If steps 6-7 fail (CF build or indexer):
- The commit is on the public repo, so the post will be live as soon as CF rebuilds (next push, retry, or operator intervention)
- The indexer will pick the update up on its next normal pull
- Not blocking — the creator's already published
Unpublish action
Remove a post from the public repo:
- Delete
posts/<slug>.md+posts/<slug>.meta.json - Optionally delete any release assets only referenced by this post (we track ref-counts)
- Regenerate
feed.json+feed.xml - Commit + push
- CF Pages rebuilds, post is gone from the site
- (Optional) ping the indexer to re-pull
The private repo's draft stays — the creator can re-publish later if they want.
Edit-published-post action
Same shape as publish, but updates instead of creates:
- Update
posts/<slug>.mdbody - Update
posts/<slug>.meta.json(bumpupdated_at) - Re-upload changed media if any
- Regenerate feeds
- Commit + push
- CF rebuilds
- (Optional) indexer ping
The binary-asset strategy (GitHub Releases)
Repos hate big files. Releases love big files. So:
Threshold: files >100KB go to Releases.
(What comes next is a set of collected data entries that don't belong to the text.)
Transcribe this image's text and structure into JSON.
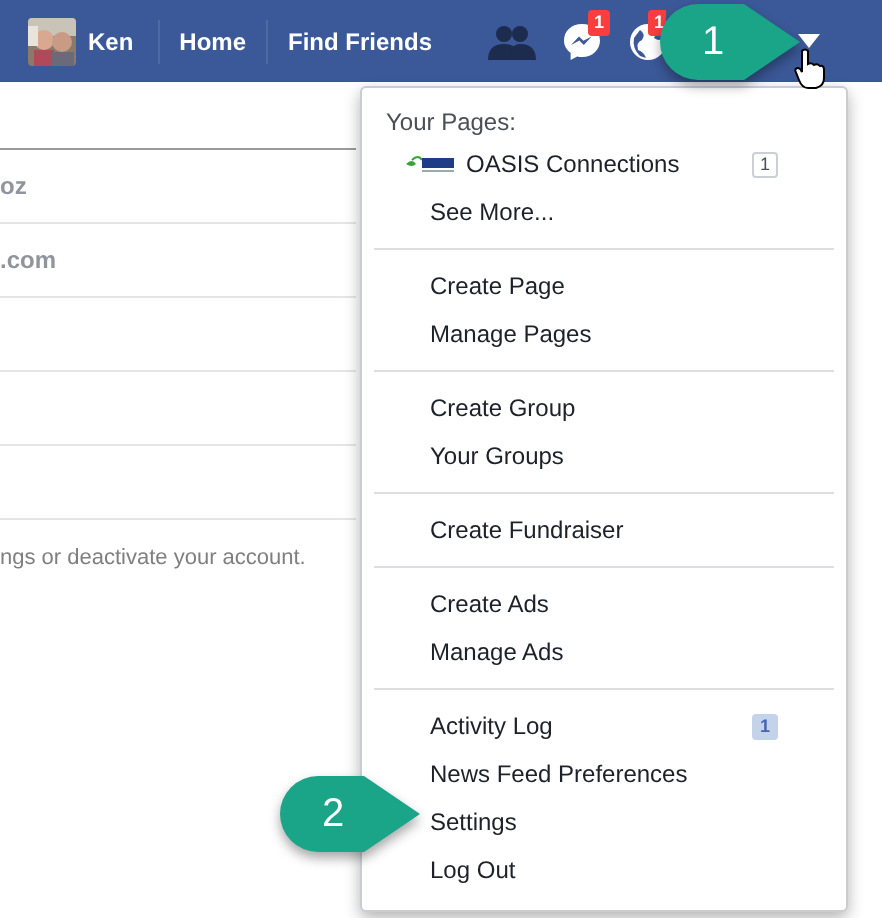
{
  "top_bar": {
    "user": "Ken",
    "links": [
      "Home",
      "Find Friends"
    ],
    "messages_badge": "1",
    "notifications_badge": "1"
  },
  "settings_rows": [
    {
      "value": "oz"
    },
    {
      "value": ".com"
    }
  ],
  "settings_note": "ngs or deactivate your account.",
  "menu": {
    "heading": "Your Pages:",
    "sections": [
      [
        {
          "kind": "page",
          "label": "OASIS Connections",
          "badge": {
            "text": "1",
            "kind": "outline"
          }
        },
        {
          "kind": "link",
          "label": "See More..."
        }
      ],
      [
        {
          "kind": "link",
          "label": "Create Page"
        },
        {
          "kind": "link",
          "label": "Manage Pages"
        }
      ],
      [
        {
          "kind": "link",
          "label": "Create Group"
        },
        {
          "kind": "link",
          "label": "Your Groups"
        }
      ],
      [
        {
          "kind": "link",
          "label": "Create Fundraiser"
        }
      ],
      [
        {
          "kind": "link",
          "label": "Create Ads"
        },
        {
          "kind": "link",
          "label": "Manage Ads"
        }
      ],
      [
        {
          "kind": "link",
          "label": "Activity Log",
          "badge": {
            "text": "1",
            "kind": "filled"
          }
        },
        {
          "kind": "link",
          "label": "News Feed Preferences"
        },
        {
          "kind": "link",
          "label": "Settings"
        },
        {
          "kind": "link",
          "label": "Log Out"
        }
      ]
    ]
  },
  "callouts": [
    {
      "label": "1"
    },
    {
      "label": "2"
    }
  ]
}
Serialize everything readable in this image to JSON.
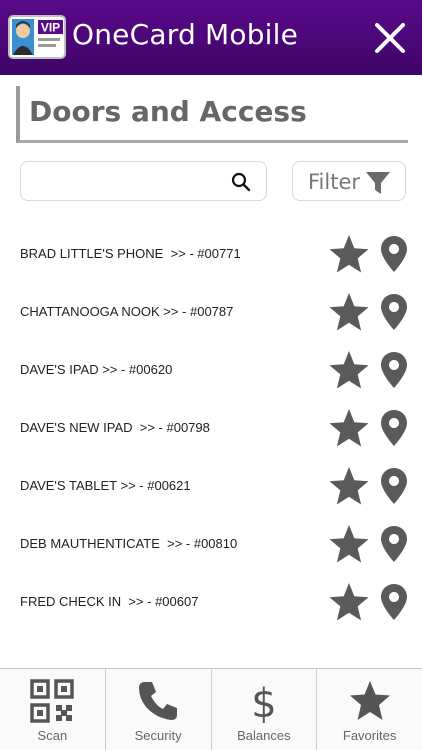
{
  "header": {
    "title": "OneCard Mobile",
    "logo_badge": "VIP",
    "close_icon": "close-icon",
    "bg_color": "#4a0676"
  },
  "page": {
    "title": "Doors and Access"
  },
  "search": {
    "value": "",
    "placeholder": ""
  },
  "filter": {
    "label": "Filter"
  },
  "doors": [
    {
      "label": "BRAD LITTLE'S PHONE  >> - #00771"
    },
    {
      "label": "CHATTANOOGA NOOK >> - #00787"
    },
    {
      "label": "DAVE'S IPAD >> - #00620"
    },
    {
      "label": "DAVE'S NEW IPAD  >> - #00798"
    },
    {
      "label": "DAVE'S TABLET >> - #00621"
    },
    {
      "label": "DEB MAUTHENTICATE  >> - #00810"
    },
    {
      "label": "FRED CHECK IN  >> - #00607"
    }
  ],
  "bottom_nav": [
    {
      "label": "Scan",
      "icon": "qr-code-icon"
    },
    {
      "label": "Security",
      "icon": "phone-icon"
    },
    {
      "label": "Balances",
      "icon": "dollar-icon"
    },
    {
      "label": "Favorites",
      "icon": "star-icon"
    }
  ],
  "colors": {
    "icon_gray": "#5a5a5a",
    "header_purple": "#4a0676"
  }
}
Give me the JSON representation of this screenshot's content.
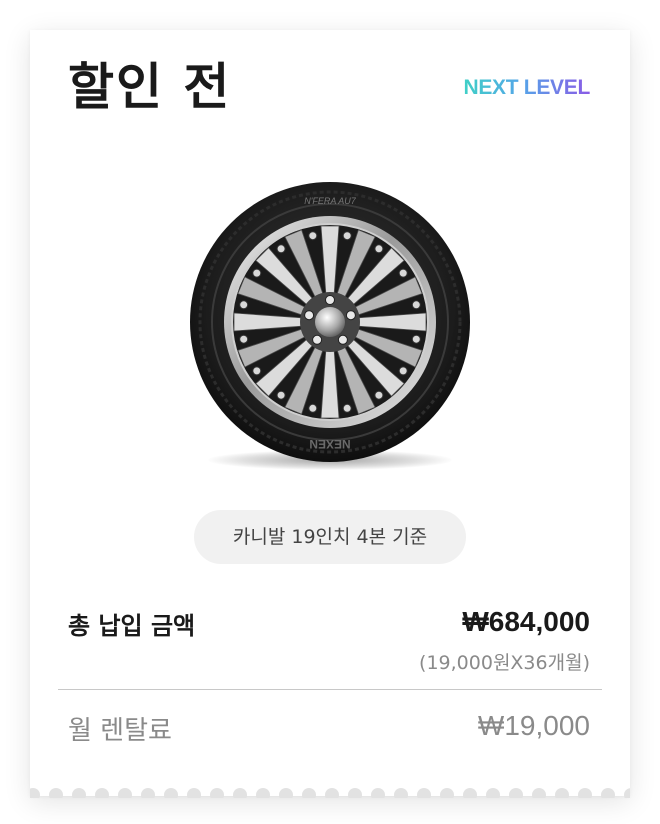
{
  "header": {
    "title": "할인 전",
    "brand": "NEXT LEVEL"
  },
  "product": {
    "image_icon": "tire-icon",
    "tire_sidewall_top": "N'FERA AU7",
    "tire_sidewall_bottom": "NEXEN"
  },
  "criteria": {
    "label": "카니발 19인치 4본 기준"
  },
  "summary": {
    "total_label": "총 납입 금액",
    "total_amount": "₩684,000",
    "total_breakdown": "(19,000원X36개월)",
    "monthly_label": "월 렌탈료",
    "monthly_amount": "₩19,000"
  },
  "colors": {
    "brand_gradient_start": "#3fd0c6",
    "brand_gradient_end": "#8a5be6",
    "text_primary": "#1a1a1a",
    "text_muted": "#8a8a8a",
    "pill_background": "#f1f1f1"
  }
}
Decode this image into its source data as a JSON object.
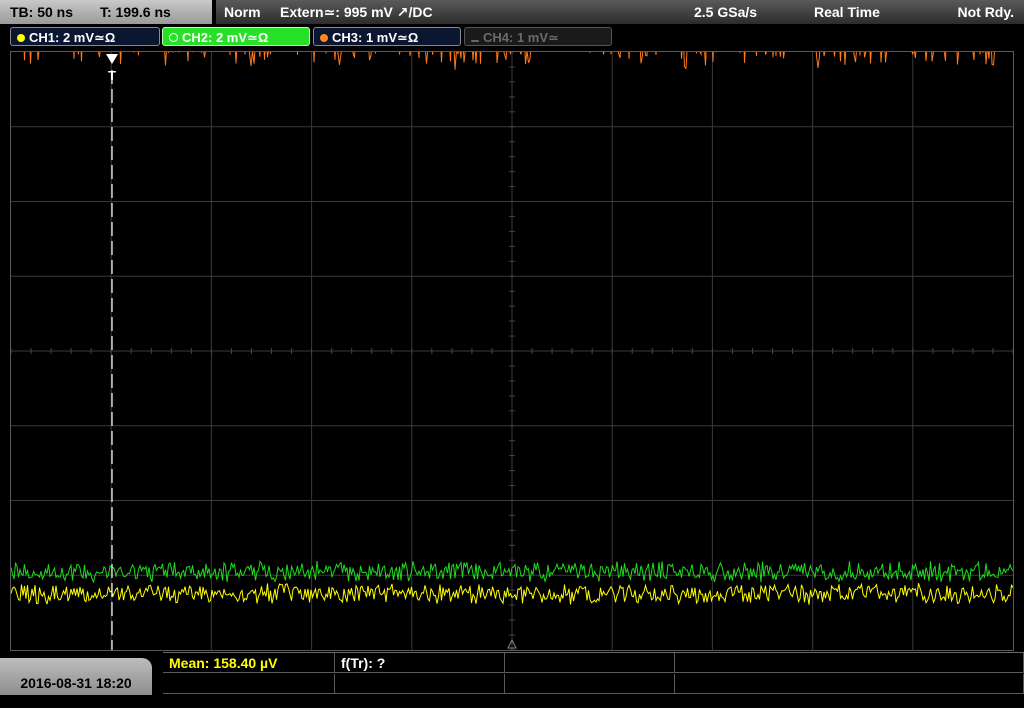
{
  "header": {
    "timebase": "TB: 50 ns",
    "trigger_time": "T: 199.6 ns",
    "mode": "Norm",
    "trigger_source": "Extern≃: 995 mV ↗/DC",
    "sample_rate": "2.5 GSa/s",
    "acq_mode": "Real Time",
    "status": "Not Rdy."
  },
  "channels": [
    {
      "label": "CH1: 2 mV≃Ω",
      "color": "#ffff00",
      "state": "on"
    },
    {
      "label": "CH2: 2 mV≃Ω",
      "color": "#22ee22",
      "state": "selected"
    },
    {
      "label": "CH3: 1 mV≃Ω",
      "color": "#ff8c1a",
      "state": "on"
    },
    {
      "label": "CH4: 1 mV≃",
      "color": "#777777",
      "state": "off"
    }
  ],
  "screen": {
    "trigger_marker": "T",
    "traces": [
      {
        "channel": "CH3",
        "color": "#ff7a1a",
        "level_div": 4.2,
        "noise_div": 0.35
      },
      {
        "channel": "CH2",
        "color": "#1edc1e",
        "level_div": -2.95,
        "noise_div": 0.12
      },
      {
        "channel": "CH1",
        "color": "#ffff00",
        "level_div": -3.25,
        "noise_div": 0.12
      }
    ]
  },
  "footer": {
    "datetime": "2016-08-31 18:20",
    "measurements": [
      {
        "label": "Mean: 158.40 µV",
        "color": "#ffff00"
      },
      {
        "label": "f(Tr): ?",
        "color": "#ffffff"
      },
      {
        "label": "",
        "color": "#ffffff"
      },
      {
        "label": "",
        "color": "#ffffff"
      },
      {
        "label": "",
        "color": "#ffffff"
      },
      {
        "label": "",
        "color": "#ffffff"
      },
      {
        "label": "",
        "color": "#ffffff"
      },
      {
        "label": "",
        "color": "#ffffff"
      }
    ]
  }
}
Files ≤100KB commit directly to assets/. This keeps the repo browsable + fast while still allowing inline thumbnails to commit normally.
One release per asset (simple, easy to grep) vs one release per post-bundle (groups related media). v1 ships with one-per-asset for simplicity; one-per-post can be a future migration.
Tag scheme: asset-<sha8> where <sha8> is the first 8 hex of the file's SHA256. Lets us dedupe re-uploads of identical files.
Public URL: https://github.com/<owner>/<repo>/releases/download/<tag>/<filename> — durable, CDN-friendly, no auth needed for public repos.
Range request support: GitHub release assets support Accept-Ranges. <video>/<audio> elements progressive-download / scrub natively. No streaming server needed.
Total quotas: GitHub release assets are 2GB per file, no per-release limit, no per-repo limit (separate from repo size). So even a video-heavy creator stays well under any GitHub limits for a long time.
Future migration path: if a creator outgrows GitHub Releases (rare), the metadata schema's url field is provider-agnostic. They can move assets to R2/B2/S3 and update the metadata; viewer site keeps working.
Sync between private and public
The publish action is the only one-way bridge from private → public. The reverse (pulling published data back to private) is the unpublish action OR a re-import flow:
- Migration: a creator who previously had a site on Substack/Medium can import their content as drafts into private; from there, publish as normal.
- Cross-device sync: a creator with two devices uses the same GitHub account; the BKA app on each device pulls from + pushes to the private repo. Last-write-wins per file; conflicts are rare in single-creator usage.
The two-repo split is the source-of-truth design. Private is yours alone; public is your face to the world.